Many of the short sale, bank owned and abandoned homes in the national inventory are not candidates for mortgages. Period! They have often been so badly abused by their former owners that the homes won?t pass FHA inspections and are, therefore, not financeable with debt. These homes need 100% equity and they are getting it from investors. Normally, about 1 in 12 homes are bought for cash while today 2 in 5 are all cash deals. These investors are buying cheap (or so they hope), they will invest more money to rehab the homes and then seek to sell them through normal channels. This represents a major recapitalization of the residential real estate market and will quickly eliminate the glut of inventory in that segment of the market. All equity deals should continue to be about 405 of the market for the rest of 2011. 

Bank Lending 


This is the most problematic variable to predict since only 4 major banks now represent over 50% of U. S. retail banking. These banks have the money and distribution system to make a real impact on mortgage lending in 2011. Whether they will or not is partially a function of their need for revenue growth (all major banks have seen revenues drop from a systemic lack of lending), fee income (banks get a lot of very profitable fees from mortgage lending) and government pressure.
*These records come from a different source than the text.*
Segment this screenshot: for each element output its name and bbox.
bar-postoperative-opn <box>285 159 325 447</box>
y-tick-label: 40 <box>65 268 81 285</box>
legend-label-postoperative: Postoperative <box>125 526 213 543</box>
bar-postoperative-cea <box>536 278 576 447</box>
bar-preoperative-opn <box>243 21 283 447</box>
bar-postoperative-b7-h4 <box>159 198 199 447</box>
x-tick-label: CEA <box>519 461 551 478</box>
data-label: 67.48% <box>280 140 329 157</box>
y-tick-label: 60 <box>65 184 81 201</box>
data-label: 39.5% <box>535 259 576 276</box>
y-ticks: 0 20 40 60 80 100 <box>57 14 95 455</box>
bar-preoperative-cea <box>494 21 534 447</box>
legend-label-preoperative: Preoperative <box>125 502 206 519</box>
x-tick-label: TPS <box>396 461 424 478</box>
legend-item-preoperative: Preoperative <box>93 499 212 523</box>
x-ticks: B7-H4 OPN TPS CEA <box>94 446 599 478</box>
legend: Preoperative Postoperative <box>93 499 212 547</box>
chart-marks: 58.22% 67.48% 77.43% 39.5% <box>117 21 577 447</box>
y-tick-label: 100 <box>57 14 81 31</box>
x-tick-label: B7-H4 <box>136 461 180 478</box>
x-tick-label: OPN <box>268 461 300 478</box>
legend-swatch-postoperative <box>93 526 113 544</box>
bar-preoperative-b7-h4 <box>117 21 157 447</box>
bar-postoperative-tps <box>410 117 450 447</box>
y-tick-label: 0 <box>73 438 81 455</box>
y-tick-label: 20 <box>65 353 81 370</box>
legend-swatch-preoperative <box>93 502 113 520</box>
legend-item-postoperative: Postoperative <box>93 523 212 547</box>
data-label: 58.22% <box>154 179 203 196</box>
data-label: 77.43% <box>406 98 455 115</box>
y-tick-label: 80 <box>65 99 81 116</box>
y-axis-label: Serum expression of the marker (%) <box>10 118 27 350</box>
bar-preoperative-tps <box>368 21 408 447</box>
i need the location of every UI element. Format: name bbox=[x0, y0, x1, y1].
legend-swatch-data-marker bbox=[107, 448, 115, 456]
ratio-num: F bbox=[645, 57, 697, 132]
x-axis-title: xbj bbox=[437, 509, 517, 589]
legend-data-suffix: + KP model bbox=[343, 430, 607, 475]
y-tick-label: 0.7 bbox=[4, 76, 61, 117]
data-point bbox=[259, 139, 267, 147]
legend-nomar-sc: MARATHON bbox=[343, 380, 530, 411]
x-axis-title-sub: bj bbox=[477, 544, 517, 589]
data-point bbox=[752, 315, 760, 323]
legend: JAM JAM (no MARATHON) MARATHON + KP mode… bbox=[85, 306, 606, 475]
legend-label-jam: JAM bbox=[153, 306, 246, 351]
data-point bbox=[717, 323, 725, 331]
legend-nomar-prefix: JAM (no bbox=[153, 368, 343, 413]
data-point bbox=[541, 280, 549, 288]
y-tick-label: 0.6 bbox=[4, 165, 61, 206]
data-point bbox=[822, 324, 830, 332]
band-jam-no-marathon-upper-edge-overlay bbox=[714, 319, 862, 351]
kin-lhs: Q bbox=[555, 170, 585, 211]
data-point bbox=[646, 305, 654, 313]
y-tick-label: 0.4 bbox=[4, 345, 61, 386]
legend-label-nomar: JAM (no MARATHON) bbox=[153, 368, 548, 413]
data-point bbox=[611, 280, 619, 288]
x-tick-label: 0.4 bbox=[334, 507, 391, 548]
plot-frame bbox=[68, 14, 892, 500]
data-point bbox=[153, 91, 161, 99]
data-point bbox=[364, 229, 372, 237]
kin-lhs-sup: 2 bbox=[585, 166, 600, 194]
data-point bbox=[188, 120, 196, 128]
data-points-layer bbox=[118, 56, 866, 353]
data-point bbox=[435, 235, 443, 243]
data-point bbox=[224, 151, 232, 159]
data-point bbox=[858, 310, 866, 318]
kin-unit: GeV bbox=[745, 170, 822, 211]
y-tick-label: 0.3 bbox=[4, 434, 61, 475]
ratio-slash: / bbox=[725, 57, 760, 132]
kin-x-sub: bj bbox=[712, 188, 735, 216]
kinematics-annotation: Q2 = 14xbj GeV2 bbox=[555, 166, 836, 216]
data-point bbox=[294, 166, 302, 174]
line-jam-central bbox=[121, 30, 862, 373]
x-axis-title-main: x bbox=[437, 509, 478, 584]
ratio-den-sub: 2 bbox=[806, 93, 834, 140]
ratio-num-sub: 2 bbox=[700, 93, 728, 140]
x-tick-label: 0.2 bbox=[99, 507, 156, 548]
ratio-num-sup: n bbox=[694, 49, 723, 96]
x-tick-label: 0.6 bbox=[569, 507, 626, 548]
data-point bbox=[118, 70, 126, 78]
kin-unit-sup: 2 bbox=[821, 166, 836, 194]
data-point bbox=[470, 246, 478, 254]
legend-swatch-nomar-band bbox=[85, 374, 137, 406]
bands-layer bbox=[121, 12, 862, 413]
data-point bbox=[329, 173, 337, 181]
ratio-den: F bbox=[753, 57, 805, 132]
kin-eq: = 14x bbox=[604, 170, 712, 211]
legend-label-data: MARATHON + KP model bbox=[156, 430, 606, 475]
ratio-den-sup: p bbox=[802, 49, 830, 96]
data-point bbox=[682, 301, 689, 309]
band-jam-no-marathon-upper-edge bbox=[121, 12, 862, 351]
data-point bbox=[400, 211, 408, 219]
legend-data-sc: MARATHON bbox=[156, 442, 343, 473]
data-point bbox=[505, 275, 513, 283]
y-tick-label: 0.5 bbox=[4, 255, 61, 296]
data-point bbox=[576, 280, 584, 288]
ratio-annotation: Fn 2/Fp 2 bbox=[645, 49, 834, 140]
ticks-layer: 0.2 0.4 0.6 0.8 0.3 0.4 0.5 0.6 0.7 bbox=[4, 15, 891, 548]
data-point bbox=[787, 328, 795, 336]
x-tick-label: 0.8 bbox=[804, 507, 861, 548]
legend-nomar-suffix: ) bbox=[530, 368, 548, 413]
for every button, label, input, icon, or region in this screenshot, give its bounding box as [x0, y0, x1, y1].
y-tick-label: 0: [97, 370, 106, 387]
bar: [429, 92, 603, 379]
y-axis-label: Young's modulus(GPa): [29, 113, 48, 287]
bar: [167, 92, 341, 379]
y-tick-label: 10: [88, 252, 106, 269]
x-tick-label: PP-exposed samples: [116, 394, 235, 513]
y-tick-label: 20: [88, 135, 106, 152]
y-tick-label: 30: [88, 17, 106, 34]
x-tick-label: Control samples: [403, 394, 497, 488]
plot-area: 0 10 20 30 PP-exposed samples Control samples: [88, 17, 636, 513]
The war of words has already started between Congress and the major banks and eventually they will have to begin lending or face punitive new legislation form Congress. The banks will lend rather than fight and you?ll know the tide has turned by the commercials you see on television.

Beware of What You Read

The same coterie of tracking services, news outlets and experts which screamed headline after headline about how good things were in 2006 - 2008, and were dead wrong in the process, are doing it again today. Headline after headline looks back at old data and is just as misleading in 2011 as it was in 2007. Don't be fooled twice!


Real estate, residential and commercial, will be a slow turnaround and actually provide a lift to the economy late in the current expansion rather than early as with past growth cycles.